| > We reuse variable names in different scopes This example works against you. Scope shadowing is nearly universally considered bad practice, to the point that essentially every linter is pre-configured to warn about it, as are many languages themselves (eg prolog, erlang, c#, etc) To a programmer, you're saying "see, we do it just like the things you're taught to never ever do" . > You may still not like math, or the notation, The notation is probably fine What I personally don't like is mathematicians' refusal to provide easy reference material Programmers want mathematicians to make one of these: https://matela.com.br/pub/cheat-sheets/haskell-cs-1.1.pdf It doesn't have to be perfect. We don't need every possibility of what y-hat or vertical double bars means. An 85% job would be huge. |
There are lots of maths cheat sheets like that.
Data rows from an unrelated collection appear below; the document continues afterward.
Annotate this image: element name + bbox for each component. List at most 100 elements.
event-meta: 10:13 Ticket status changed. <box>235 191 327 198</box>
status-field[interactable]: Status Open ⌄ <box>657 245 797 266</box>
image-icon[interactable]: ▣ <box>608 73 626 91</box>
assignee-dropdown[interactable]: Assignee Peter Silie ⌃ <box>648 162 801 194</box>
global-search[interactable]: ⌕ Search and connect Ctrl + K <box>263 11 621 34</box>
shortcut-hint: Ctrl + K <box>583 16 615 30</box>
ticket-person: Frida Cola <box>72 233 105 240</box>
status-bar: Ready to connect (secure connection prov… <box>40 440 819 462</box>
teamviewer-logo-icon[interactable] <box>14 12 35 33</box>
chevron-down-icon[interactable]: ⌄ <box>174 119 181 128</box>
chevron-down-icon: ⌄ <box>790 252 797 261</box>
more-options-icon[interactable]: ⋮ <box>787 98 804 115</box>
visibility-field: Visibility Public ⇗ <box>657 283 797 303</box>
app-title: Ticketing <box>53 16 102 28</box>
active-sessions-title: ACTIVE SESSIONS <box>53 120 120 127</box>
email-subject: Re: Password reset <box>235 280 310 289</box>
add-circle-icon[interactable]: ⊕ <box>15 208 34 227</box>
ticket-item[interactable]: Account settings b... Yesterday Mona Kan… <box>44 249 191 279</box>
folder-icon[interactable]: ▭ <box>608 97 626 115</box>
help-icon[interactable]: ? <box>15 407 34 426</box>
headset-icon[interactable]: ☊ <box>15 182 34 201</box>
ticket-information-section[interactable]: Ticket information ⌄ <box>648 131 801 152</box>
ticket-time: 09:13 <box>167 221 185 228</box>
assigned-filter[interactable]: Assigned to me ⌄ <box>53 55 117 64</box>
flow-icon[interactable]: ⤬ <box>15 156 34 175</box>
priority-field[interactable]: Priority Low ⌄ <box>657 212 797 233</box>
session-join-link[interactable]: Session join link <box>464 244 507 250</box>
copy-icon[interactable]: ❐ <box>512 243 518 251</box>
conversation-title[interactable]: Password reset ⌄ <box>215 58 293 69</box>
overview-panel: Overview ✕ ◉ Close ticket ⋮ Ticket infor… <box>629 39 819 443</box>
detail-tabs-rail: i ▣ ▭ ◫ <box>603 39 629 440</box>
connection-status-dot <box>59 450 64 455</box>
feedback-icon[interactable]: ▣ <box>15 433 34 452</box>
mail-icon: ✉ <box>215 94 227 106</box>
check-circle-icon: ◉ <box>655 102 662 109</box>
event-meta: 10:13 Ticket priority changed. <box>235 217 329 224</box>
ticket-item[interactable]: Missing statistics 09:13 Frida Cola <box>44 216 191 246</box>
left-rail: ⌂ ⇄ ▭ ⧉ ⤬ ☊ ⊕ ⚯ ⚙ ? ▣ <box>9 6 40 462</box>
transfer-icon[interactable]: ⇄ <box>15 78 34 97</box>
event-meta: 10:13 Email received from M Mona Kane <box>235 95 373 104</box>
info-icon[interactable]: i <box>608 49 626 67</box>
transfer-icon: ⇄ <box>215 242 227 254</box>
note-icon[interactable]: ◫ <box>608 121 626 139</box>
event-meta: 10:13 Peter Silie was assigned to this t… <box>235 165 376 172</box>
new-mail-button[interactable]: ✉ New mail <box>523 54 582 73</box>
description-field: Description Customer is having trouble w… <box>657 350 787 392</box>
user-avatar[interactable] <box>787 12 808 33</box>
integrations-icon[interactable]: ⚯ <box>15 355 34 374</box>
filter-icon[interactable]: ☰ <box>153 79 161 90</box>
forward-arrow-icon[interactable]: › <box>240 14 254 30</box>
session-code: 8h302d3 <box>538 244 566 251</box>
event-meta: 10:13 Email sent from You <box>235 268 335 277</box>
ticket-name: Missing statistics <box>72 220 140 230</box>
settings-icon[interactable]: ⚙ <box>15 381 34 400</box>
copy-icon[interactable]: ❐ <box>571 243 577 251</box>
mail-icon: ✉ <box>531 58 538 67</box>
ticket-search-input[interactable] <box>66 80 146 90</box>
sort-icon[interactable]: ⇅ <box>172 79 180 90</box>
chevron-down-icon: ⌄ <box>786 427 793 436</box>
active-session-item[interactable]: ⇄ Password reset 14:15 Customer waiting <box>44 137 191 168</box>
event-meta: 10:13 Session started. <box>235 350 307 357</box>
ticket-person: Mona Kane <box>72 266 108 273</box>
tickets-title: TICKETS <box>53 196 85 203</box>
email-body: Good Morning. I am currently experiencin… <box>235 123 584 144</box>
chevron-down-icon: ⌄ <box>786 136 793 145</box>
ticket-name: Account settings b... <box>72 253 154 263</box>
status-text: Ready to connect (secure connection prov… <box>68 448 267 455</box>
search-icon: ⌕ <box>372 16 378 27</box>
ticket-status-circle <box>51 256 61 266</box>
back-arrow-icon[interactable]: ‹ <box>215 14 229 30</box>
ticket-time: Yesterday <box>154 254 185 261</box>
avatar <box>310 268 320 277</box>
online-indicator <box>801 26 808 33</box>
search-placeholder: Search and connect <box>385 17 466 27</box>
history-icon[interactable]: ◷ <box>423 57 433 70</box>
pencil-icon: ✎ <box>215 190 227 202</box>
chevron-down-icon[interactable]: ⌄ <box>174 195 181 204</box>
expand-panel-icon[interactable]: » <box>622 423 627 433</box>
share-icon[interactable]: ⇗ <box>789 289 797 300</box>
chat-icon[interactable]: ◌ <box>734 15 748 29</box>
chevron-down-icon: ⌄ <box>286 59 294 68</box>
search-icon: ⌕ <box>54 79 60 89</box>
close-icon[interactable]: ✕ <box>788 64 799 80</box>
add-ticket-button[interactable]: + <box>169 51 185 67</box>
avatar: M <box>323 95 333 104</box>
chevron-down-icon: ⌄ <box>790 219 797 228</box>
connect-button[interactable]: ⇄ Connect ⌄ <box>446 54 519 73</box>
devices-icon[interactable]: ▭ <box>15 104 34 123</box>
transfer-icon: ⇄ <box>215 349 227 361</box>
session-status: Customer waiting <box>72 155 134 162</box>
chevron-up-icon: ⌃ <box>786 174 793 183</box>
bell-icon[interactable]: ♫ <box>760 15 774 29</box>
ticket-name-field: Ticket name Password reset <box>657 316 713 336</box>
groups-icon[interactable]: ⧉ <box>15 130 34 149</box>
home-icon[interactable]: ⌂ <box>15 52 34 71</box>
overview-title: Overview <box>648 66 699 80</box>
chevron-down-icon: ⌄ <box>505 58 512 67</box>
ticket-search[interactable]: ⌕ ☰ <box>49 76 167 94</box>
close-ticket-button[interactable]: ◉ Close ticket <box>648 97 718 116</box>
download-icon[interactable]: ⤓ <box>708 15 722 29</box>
Maths is big, like all-programming-languages big. Just like in programming, notations are re-used in different areas with different meanings, and different authors sometimes use different notation for the same meaning. A universal cheat sheet is impossible (just like a general programming cheat sheet is), but many cheat sheets or notation reference pages exist for particular contexts, one of which is "the basics", e.g. https://www.pinterest.nz/pin/734016439237543897/. Try searching or image searching for [math cheat sheet], [linear algebra cheat sheet], etc.
> mathematicians' refusal to provide easy reference material
This is an absurd claim. There is no such general refusal. On the contrary, many mathematicians provide their students with relevant easy reference material constantly. We sometimes spend entire semester-long courses providing easy reference material, and there are many books with exactly the kind of cheat-sheet you want inside the cover, or in an appendix or front matter (as well as the ones on the internet mentioned above).